Ce qui marque dans son itinéraire, c’est aussi l’équilibre entre spécialisation et ouverture. Michel Baud appartenait à ces savants capables de travailler sur des questions très techniques sans perdre de vue ce qui rend l’Égypte ancienne si profondément captivante pour un public plus large : la permanence des monuments, la puissance des images, la sophistication des croyances, mais aussi l’humanité très concrète qui transparaît dans les inscriptions, les rites et les tombeaux. Par ses recherches, il a aidé à mieux comprendre non seulement les grandes figures du pouvoir pharaonique, mais aussi les cadres sociaux et religieux qui donnaient sens à la vie et à la mort dans l’Égypte antique. Il participait ainsi à une forme de médiation savante, où la précision n’exclut jamais la clarté.
Sa disparition en 2012 a été ressentie comme une perte importante dans le monde de l’égyptologie. Mourir à quarante-neuf ans, à un moment où l’expérience acquise permet souvent de donner toute sa mesure, laisse inévitablement l’impression d’une œuvre interrompue.
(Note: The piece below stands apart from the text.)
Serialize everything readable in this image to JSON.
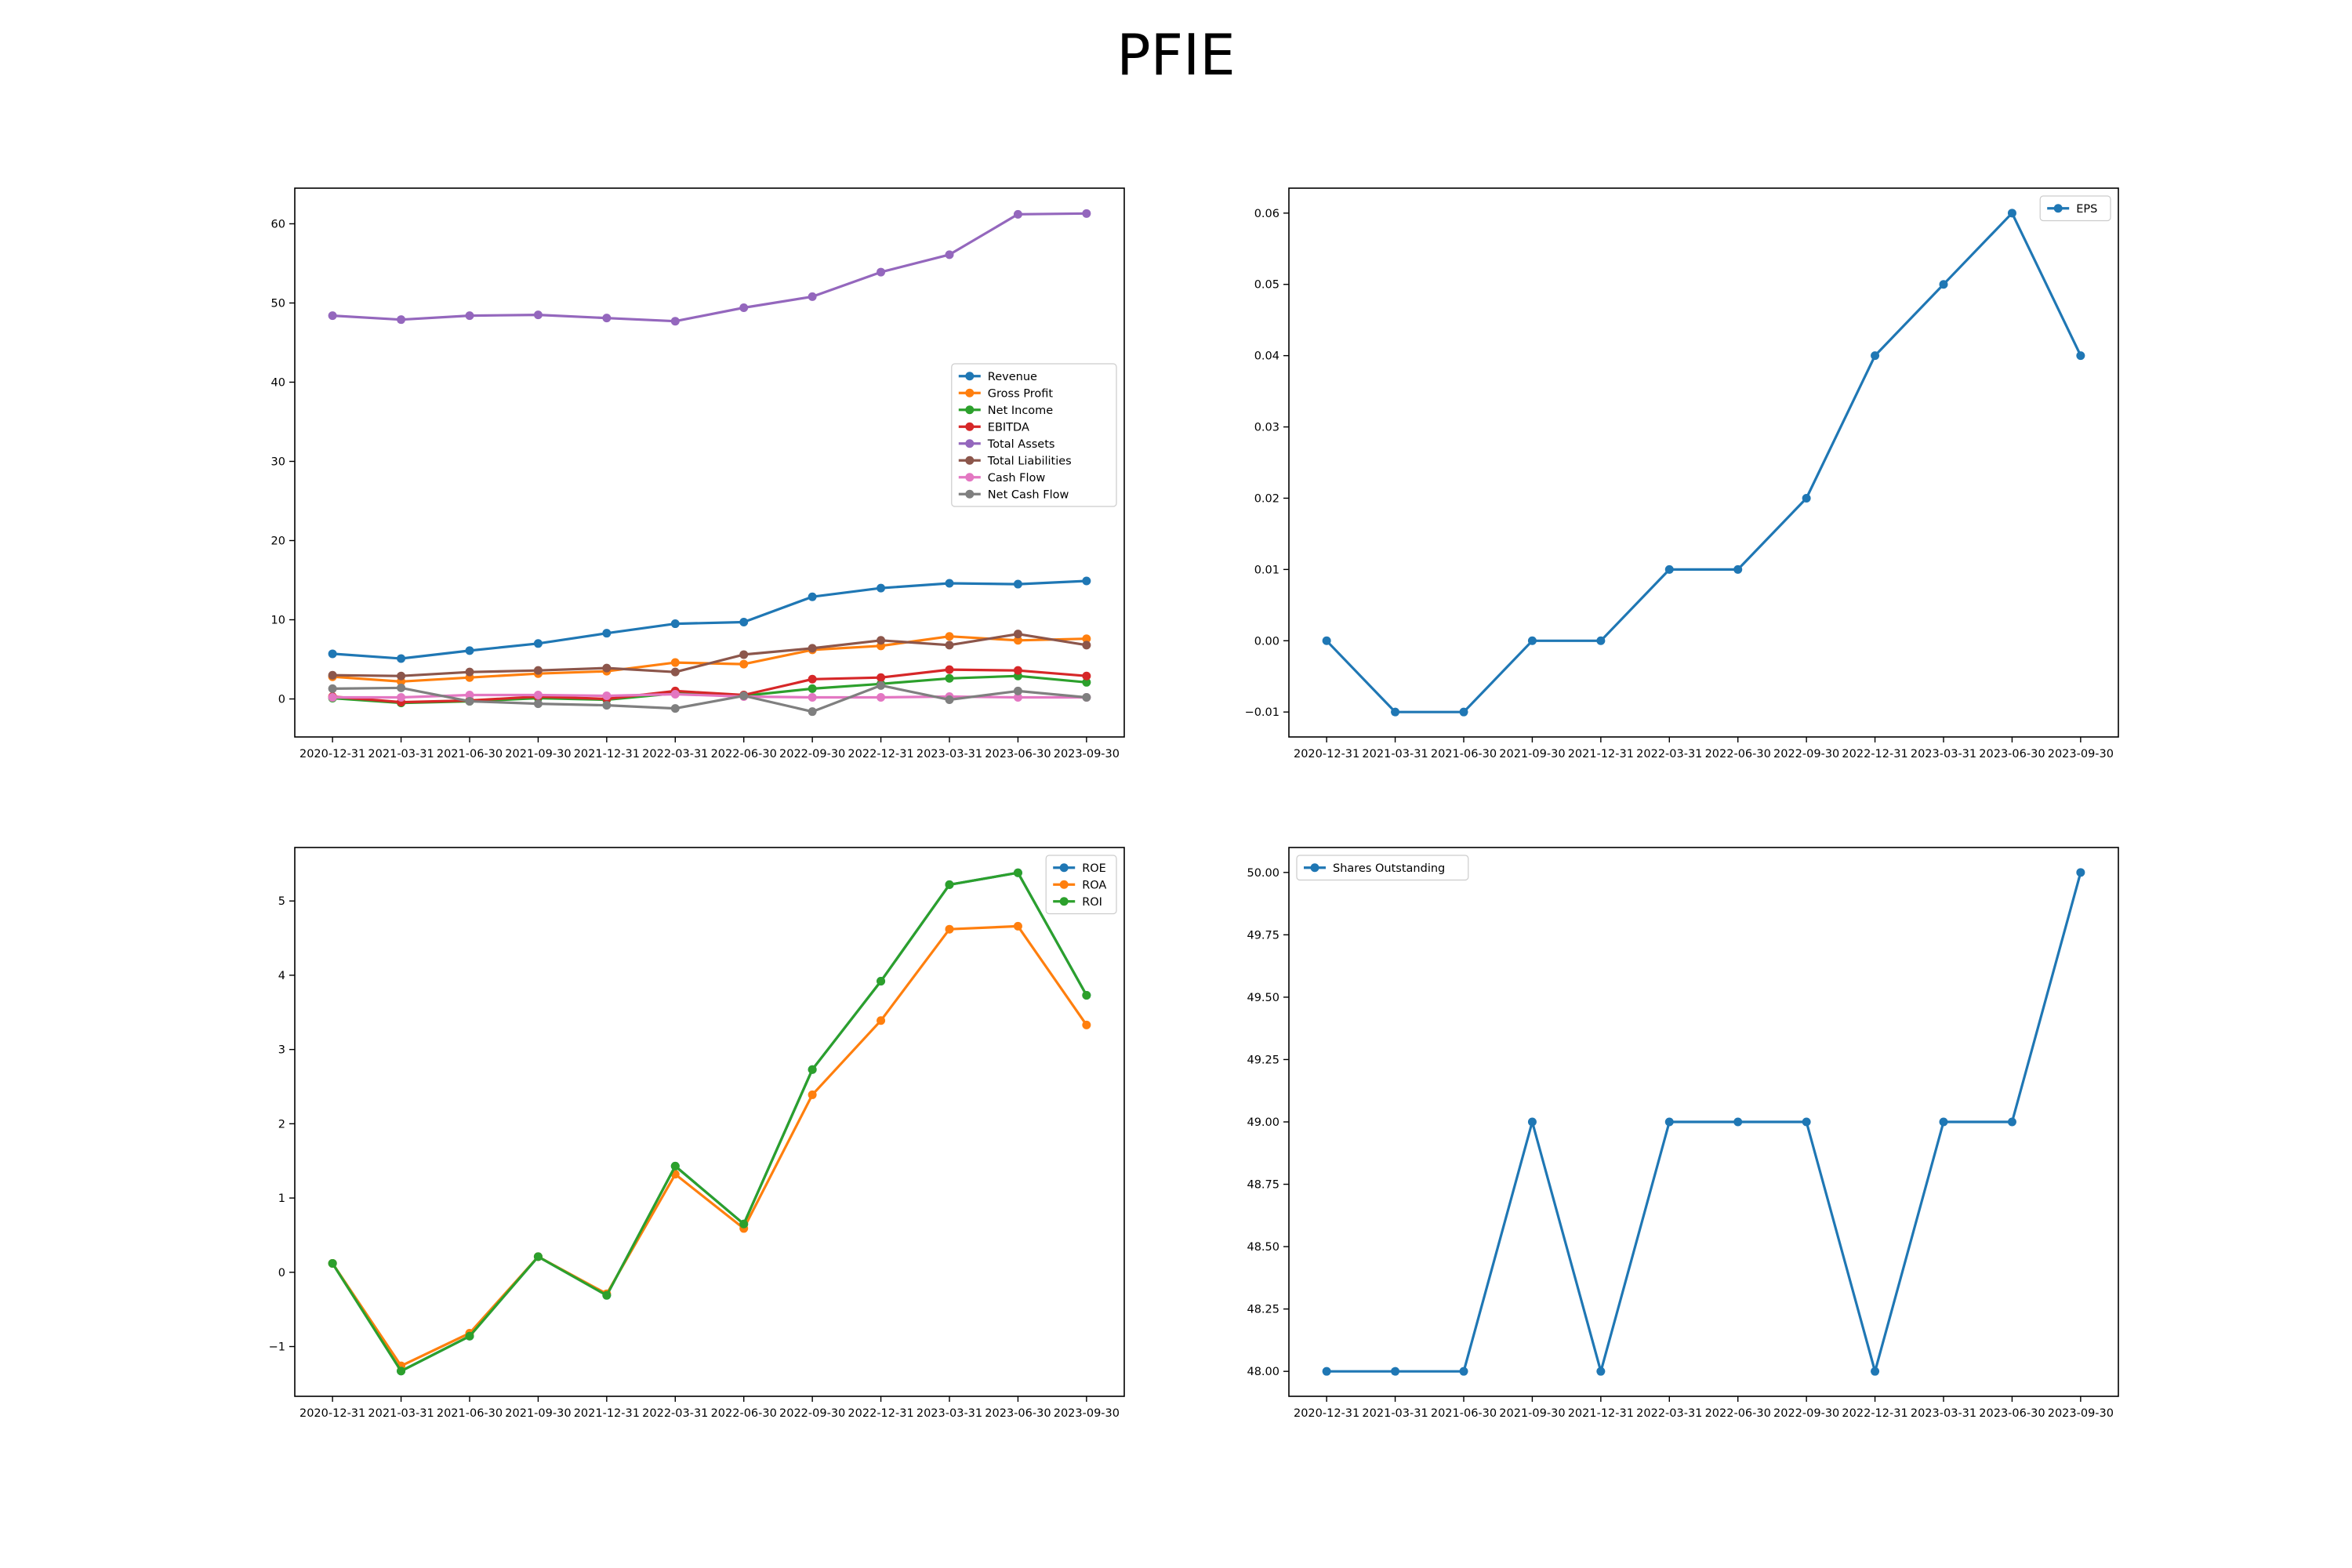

Mais ce qu’il a laissé demeure réel : des recherches, des publications, des chantiers enrichis par son passage, des collègues et des élèves marqués par sa méthode et son exigence. Dans une discipline où chaque avancée repose sur l’accumulation patiente de savoirs fiables, sa contribution s’inscrit durablement.
Michel Baud laisse ainsi le souvenir d’un chercheur profondément engagé dans son métier, fidèle à l’idéal d’une science à la fois exigeante, collective et incarnée. L’égyptologie, telle qu’il l’a pratiquée, n’était ni simple fascination pour l’exotisme ni répétition des images convenues d’un passé prestigieux. Elle était une enquête rigoureuse sur les sociétés de l’Antiquité, menée au plus près des traces, avec respect pour les sources et avec le désir constant de comprendre. C’est cette alliance de sérieux, d’intelligence historique et de présence au terrain qui donne aujourd’hui tout son relief à son parcours.